HE President Valdas Adamkus speech in Club de Madrid, South Caucasus forum
Club de Madrid ( Baku) 2013 05 08d.
Distinguished Participants of the Forum,
Ladies and Gentlemen,
When speaking about the present, it’s always worth looking at the past. After the waves of reform in the 17th century receded, Lithuania remained an essentially Catholic nation. When Lithuania came under Russian control, the Catholic church was persecuted through an official policy of forced conversion to the Orthodox faith. Despite this, the Catholic church survived the persecution and, in modern Lithuania, became an influential public force. The Soviet occupation destroyed Catholic institutions, like the theological faculty, educational institutions and charitable organizations, but it failed to destroy the Church itself.
Although its activity was restricted through the closing of holy places and persecution or even incarceration of the clergy, the Church became one of the most important catalysts of resistance to the totalitarian communist regime. “The Chronicle of the Catholic Church in Lithuania” was a form of dissidence potentially without any precedent in the Eastern bloc. The banned publication’s aim was to protect the rights of the faithful. It was published without pause, despite arrests and searches, from 1972 until 1989, right up until the Republic of Lithuania once again became independent.
In independent Lithuania, the Church once again became free and whole. A Lithuanian ambassador once again took up residence at Vatican City and, once again, there is a papal nuncio in Lithuania who is dean of the diplomatic corp. Immediately after Lithuania regained its independence, a Restitution act was signed that returned most of the property wrongfully seized by the communist government back to the church. Construction started on new churches in new parts of the city. This allowed the church to rebuild its network of parishes and paved the way for a revival of many of the Church’s activities that were banned and destroyed during the Soviet occupation. All seven of Lithuania’s diocese resumed their normal functions, and all seven received proper bishops. The Constitution of the Republic of Lithuania adopted the principles of a secular state – the nation would have no state religion, but it also acknowledged the freedom of religion. Religious communities that had been influential in the nation’s cultural and public development were acknowledged as traditional. These traditional groups include the Catholic, Lutheran and Calvinist churches, as well as the Jewish, Sunni Muslim and Karaim religious communities. This guarantees broader opportunities for cooperation between these religious communities and government organizations.

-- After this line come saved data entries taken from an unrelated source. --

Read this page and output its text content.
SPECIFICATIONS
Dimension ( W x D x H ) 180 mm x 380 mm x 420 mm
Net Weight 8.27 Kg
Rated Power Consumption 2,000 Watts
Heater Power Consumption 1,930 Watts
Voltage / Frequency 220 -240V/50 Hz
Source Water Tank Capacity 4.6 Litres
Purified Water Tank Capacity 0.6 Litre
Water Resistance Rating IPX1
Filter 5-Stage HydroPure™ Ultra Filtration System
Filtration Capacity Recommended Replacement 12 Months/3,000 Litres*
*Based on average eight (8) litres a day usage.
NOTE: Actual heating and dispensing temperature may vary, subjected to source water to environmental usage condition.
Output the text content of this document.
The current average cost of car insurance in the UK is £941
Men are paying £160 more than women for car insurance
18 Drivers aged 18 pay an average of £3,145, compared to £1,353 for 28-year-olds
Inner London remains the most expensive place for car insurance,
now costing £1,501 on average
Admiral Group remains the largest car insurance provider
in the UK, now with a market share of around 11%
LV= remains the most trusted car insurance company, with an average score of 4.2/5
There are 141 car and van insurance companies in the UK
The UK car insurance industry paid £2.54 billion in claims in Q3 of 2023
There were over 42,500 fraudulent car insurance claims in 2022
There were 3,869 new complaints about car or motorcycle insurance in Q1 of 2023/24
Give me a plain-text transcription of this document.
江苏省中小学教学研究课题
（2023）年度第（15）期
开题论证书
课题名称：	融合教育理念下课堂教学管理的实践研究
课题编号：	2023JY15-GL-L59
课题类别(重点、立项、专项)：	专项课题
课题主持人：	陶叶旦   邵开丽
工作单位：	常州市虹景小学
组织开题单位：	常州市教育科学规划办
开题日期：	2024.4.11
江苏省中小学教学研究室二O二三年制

Today, the Lithuanian public is pluralistic. 20 percent of the nation’s inhabitants are active practitioners of some religion. On the other hand, the most recent 2011 census indicates that 77 percent of the nation’s inhabitants consider themselves catholic. Many of these people consider the Catholic Church to be a trustworthy social institution, although they don’t pay much attention to the religious and moral truths it preaches. Indeed, the Church has a highly visual role in the public sphere. Catholic educational institutions are few but prestigious. Two Jesuit high schools in particular are held in very high esteem. Even non-religious intellectuals do what they can to place their children into these schools. Religious education in national schools is organized on the basis of a pluralistic society. Students (or, for grade school students, their parents) can choose between ethics and religion classes. After the end of a school year, the students have the option to change their choices.
In this way, religious education is incorporated into national programs without undermining the right to freedom of conscience.
Through an agreement with Vatican City, the national government and the Church cooperate to protect the nation’s cultural heritage. Many Lithuanian churches are of historical, architectural or artistic value. The national government ensures that they are restored and maintained, while church communities ensure that researchers and tourists alike may easily access the churches.
The Church’s charitable work has expanded over a relatively short time. The church’s charitable activities began as a few modest cafeterias for the poor, but they have become far more diverse. The Caritas network, through parishes, takes care of various social issues.
At this time, however, there are programs dedicated to taking care of prisoners and to the integration of runaways and migrants into Lithuanian society. Some convents, like the Sisters of Mother Teresa, take care of especially socially isolated individuals. The Church’s role in civil society is especially important because its social services are offered regardless of religious beliefs or ethnic background. The Church serves to draw many people into activities new to a post-Soviet society, like volunteering, which sets the example for a responsible and sensitive social position.
The Catholic Church tries not to become directly politically engaged. Before elections, bishops usually publish circulars outlining support for the Church’s traditional social teachings without directly supporting or referencing any actual political party.
Occasionally, a small city’s priest might make a claim supporting one party or another before an election, although the clergy is officially barred from political agitation. The Church also doesn’t allow priests to participate in elections. As such, the Church’s influence on the political sphere is relatively small, especially because Lithuania currently lacks a strong Christian democratic party. On the other hand, Catholics are defending their traditions very actively, especially when it comes to questions of family.The Church expresses its opinion in a peaceful tone whenever legislation is considered that impacts family or public moral issues.
In general, one can say that the Catholic Church’s impact on society expresses itself primarily through educational programs, cultural cooperation with the government, and statements on moral and family questions. The Church integrated well into a pluralistic society and understands its role therein.